As autonomous AI agents increasingly power enterprise workflows, security experts are warning that traditional tools are no longer enough to handle the growing risks.
These agents—unlike conventional large language models—operate independently across digital systems, accessing databases, executing code, triggering other agents and making real-time decisions that can cascade across departments and infrastructure.
Through Model Context Protocol (MCP) servers, these agents connect to a widening universe of third-party tools and services, forming complex webs of inter-agent relationships. Security teams are finding it nearly impossible to map where a single compromise might lead—a problem amplified by “agent sprawl,” where autonomous agents are deployed across organizations without centralized oversight.
A compromised customer support agent, for example, could potentially initiate unauthorized financial transactions, exfiltrate sensitive data or send malicious emails to employees or customers—all without human intervention. With multiple systems involved and no clear visibility into how agents interact, organizations risk losing control over their digital environments.
In response to this growing challenge, Noma Security, a startup focused on AI security and governance, has launched a new tool called the Agentic Risk Map (ARM). The technology, described as the first of its kind, visually maps the potential “blast radius” of a compromised AI agent, giving organizations a clearer understanding of how risk spreads through interconnected systems.

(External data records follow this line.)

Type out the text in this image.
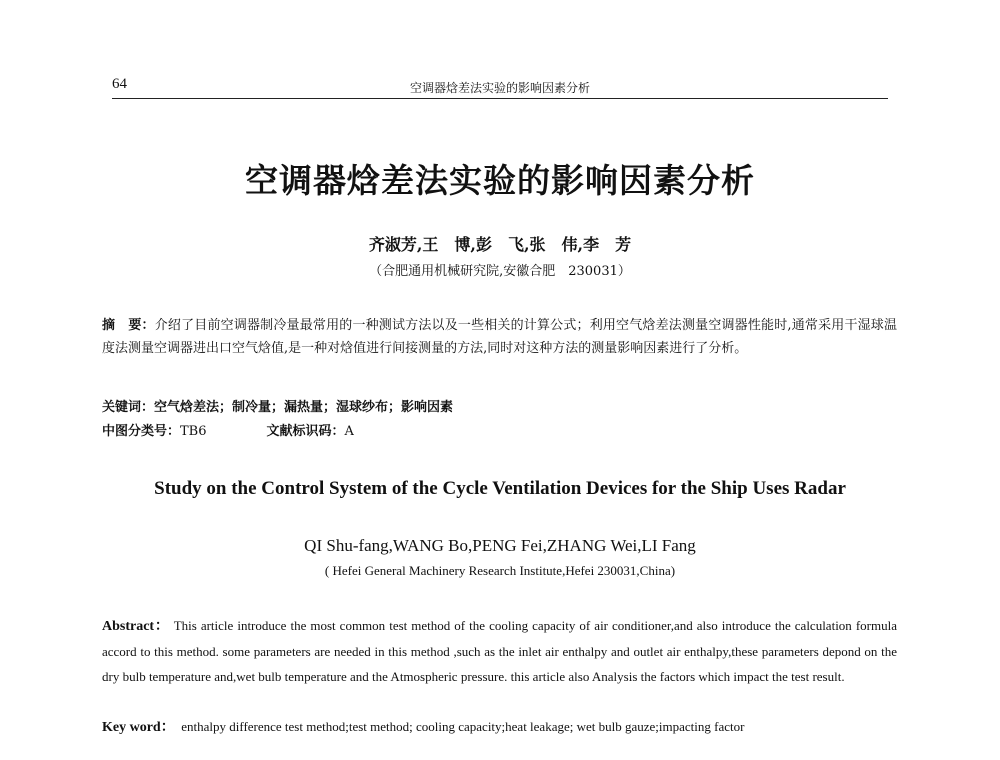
64	空调器焓差法实验的影响因素分析
空调器焓差法实验的影响因素分析
齐淑芳,王　博,彭　飞,张　伟,李　芳
（合肥通用机械研究院,安徽合肥　230031）
摘　要：介绍了目前空调器制冷量最常用的一种测试方法以及一些相关的计算公式；利用空气焓差法测量空调器性能时,通常采用干湿球温度法测量空调器进出口空气焓值,是一种对焓值进行间接测量的方法,同时对这种方法的测量影响因素进行了分析。
关键词：空气焓差法；制冷量；漏热量；湿球纱布；影响因素
中图分类号：TB6	文献标识码：A
Study on the Control System of the Cycle Ventilation Devices for the Ship Uses Radar
QI Shu-fang,WANG Bo,PENG Fei,ZHANG Wei,LI Fang
( Hefei General Machinery Research Institute,Hefei 230031,China)
Abstract： This article introduce the most common test method of the cooling capacity of air conditioner,and also introduce the calculation formula accord to this method. some parameters are needed in this method ,such as the inlet air enthalpy and outlet air enthalpy,these parameters depond on the dry bulb temperature and,wet bulb temperature and the Atmospheric pressure. this article also Analysis the factors which impact the test result.
Key word： enthalpy difference test method;test method; cooling capacity;heat leakage; wet bulb gauze;impacting factor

“Security teams are flying blind when it comes to AI agent risks,” said Niv Braun, CEO and co-founder of Noma Security. “These agents don't just touch one system; they span departments, tools and workflows. A seemingly harmless Customer Support Agent, if compromised, can cascade into unauthorized money transfers, sensitive data exfiltration and malicious emails sent to customers or employees for lateral movement. Organizations need more than point solutions. They need complete visibility, proactive risk management, and runtime protection working together.”
The ARM tool is part of Noma’s broader platform for securing agentic AI. The system operates in three phases: discovering deployed agents (including shadow AI), assessing and managing their security posture and providing real-time monitoring and threat containment.
The platform supports a wide array of tools and agent frameworks used in enterprise settings, such as Microsoft Copilot Studio, ServiceNow, Salesforce Agentforce, Azure AI Foundry, Google Vertex AI and GitHub Copilot. It integrates with cloud providers, low-code platforms and agent development SDKs, giving organizations end-to-end visibility into their AI infrastructure.
Noma’s ARM visualizes how agents are connected, what permissions they have and which systems they touch—information security teams can use to enforce tighter controls, prevent cascading failures and run red-team tests before deployment. The platform continuously monitors agent behavior and alerts teams to unusual patterns, such as unauthorized tool invocations, suspicious data access or prompt injection attempts.
With backing from investors including Ballistic Ventures, Glilot Capital, Databricks Ventures and SVCI, Noma Security is used by several Fortune 500 companies and has been recognized by industry analysts as a leader in AI security and risk management.